I wanted to check here first and see if any of you had experiences with this company? BTW I have not signed or bought anything and suspicious about the whole thing.


----------



## the-royal-mail (Dec 11, 2009)

As usual with this type of thing, I just do a google search. There were a couple of negative websites. Here is one which gives a few bits of info.

http://www.bloomberg.com/news/2011-...mation-vivint-needs-some-aggressiveness-.html

722 complaints....hmm.

http://roanoke.bbb.org/article/vivi...ty-company-visiting-local-neighborhoods-27415

I say spend some time on google and decide for yourself.


----------



## LondonHomes (Dec 29, 2010)

R.O.V. said:


> They basically lock you into a long-term contract (3.5 yrs @ $50/mo)...told me we are a referral home i.e. we do not have to pay for the hardware (panel, window contacts, etc).


That sounds pretty damn expensive to me. We put in a system a few years ago at no cost and we are paying about $20 / month for monitoring. It was a 3 year contract and at the end of that time we received a new system upgrade for another 3 year extension.
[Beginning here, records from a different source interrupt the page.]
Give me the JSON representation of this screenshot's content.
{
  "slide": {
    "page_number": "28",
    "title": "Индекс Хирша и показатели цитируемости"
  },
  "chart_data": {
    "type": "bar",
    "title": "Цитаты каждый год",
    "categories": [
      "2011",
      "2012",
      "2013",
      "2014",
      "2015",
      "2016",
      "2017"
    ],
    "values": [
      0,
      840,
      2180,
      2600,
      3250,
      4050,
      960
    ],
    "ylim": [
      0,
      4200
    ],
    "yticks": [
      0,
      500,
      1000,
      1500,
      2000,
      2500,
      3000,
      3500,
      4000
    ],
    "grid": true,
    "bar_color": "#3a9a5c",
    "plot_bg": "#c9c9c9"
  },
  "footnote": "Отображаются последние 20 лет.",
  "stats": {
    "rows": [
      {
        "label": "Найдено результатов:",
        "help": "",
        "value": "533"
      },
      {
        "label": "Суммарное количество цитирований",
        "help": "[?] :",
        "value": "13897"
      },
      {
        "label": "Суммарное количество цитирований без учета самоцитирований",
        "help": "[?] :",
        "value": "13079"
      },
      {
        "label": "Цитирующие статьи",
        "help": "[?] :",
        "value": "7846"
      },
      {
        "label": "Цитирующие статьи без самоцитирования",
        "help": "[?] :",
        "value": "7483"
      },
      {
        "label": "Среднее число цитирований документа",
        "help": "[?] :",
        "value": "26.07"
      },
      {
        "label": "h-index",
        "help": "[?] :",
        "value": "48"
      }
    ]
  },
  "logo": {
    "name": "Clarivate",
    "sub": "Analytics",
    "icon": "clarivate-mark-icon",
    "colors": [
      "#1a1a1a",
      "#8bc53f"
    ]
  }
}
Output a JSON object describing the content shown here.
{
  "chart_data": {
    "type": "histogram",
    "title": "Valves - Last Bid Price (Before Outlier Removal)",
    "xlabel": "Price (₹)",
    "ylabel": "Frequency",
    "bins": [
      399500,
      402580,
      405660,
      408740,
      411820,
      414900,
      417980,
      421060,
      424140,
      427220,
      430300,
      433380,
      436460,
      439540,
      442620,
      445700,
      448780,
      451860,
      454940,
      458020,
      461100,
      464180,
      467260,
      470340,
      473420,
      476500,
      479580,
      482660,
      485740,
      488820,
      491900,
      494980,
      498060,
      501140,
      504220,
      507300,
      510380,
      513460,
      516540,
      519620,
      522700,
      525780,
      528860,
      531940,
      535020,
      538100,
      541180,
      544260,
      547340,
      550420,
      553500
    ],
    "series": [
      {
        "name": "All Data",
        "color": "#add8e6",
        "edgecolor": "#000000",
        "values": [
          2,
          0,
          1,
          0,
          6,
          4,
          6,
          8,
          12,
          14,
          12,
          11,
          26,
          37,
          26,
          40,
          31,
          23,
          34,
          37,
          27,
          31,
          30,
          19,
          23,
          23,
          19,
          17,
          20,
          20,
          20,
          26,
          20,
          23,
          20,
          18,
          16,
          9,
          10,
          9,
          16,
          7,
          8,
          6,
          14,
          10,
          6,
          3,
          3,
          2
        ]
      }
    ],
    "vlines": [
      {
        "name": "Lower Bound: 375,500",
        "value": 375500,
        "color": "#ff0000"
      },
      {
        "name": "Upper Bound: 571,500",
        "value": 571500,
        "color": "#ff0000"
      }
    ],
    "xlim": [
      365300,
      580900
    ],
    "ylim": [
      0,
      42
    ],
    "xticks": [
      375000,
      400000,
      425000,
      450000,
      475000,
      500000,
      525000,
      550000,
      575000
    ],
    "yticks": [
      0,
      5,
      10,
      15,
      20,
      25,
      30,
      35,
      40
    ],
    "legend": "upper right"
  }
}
I agree with the prior poster, if your in the market for a security system do some googling and find a company with a good rep.


----------



## FrugalTrader (Oct 13, 2008)

I had them approach our house and they seemed very scammy. So much so that one of my neighbors called the cops!


----------



## Jungle (Feb 17, 2010)

Don't they always say there's been a few break ins in the neighborhood lately? Is that not a scare tactic?


----------



## HaroldCrump (Jun 10, 2009)

Jungle said:


> Don't they always say there's been a few break ins in the neighborhood lately? Is that not a scare tactic?


The extent of my distrust and skepticism around these guys is that they are able to gather the information required to engineer a break-in themselves or by sourcing it out.
For example, they are able to figure out whether you already have a system, if yes, which one, etc.
Perfect case of social engineering.

My response to such folks would be to tell them you already have a monitored security system (with voice) installed.
Which one and how much you pay for it is none of their business.
Thanks, and have a great day.


----------



## R.O.V. (May 16, 2010)

HaroldCrump said:


> The extent of my distrust and skepticism around these guys is that they are able to gather the information required to engineer a break-in themselves or by sourcing it out.


I must say the guy who was at my door on the weekend seemed pretty 'sketchy'. I was actually thinking, while sitting in my office today, that a break-in cold be possible especially since I made the mistake of confirming my shed wasn't monitored by my existing system when he asked (the question kinda caught me off-guard)...and I don't wanna lose any of my tools


----------



## Jungle (Feb 17, 2010)

Good point harold. Might as well tell these people you have a dog that attacks as well.


----------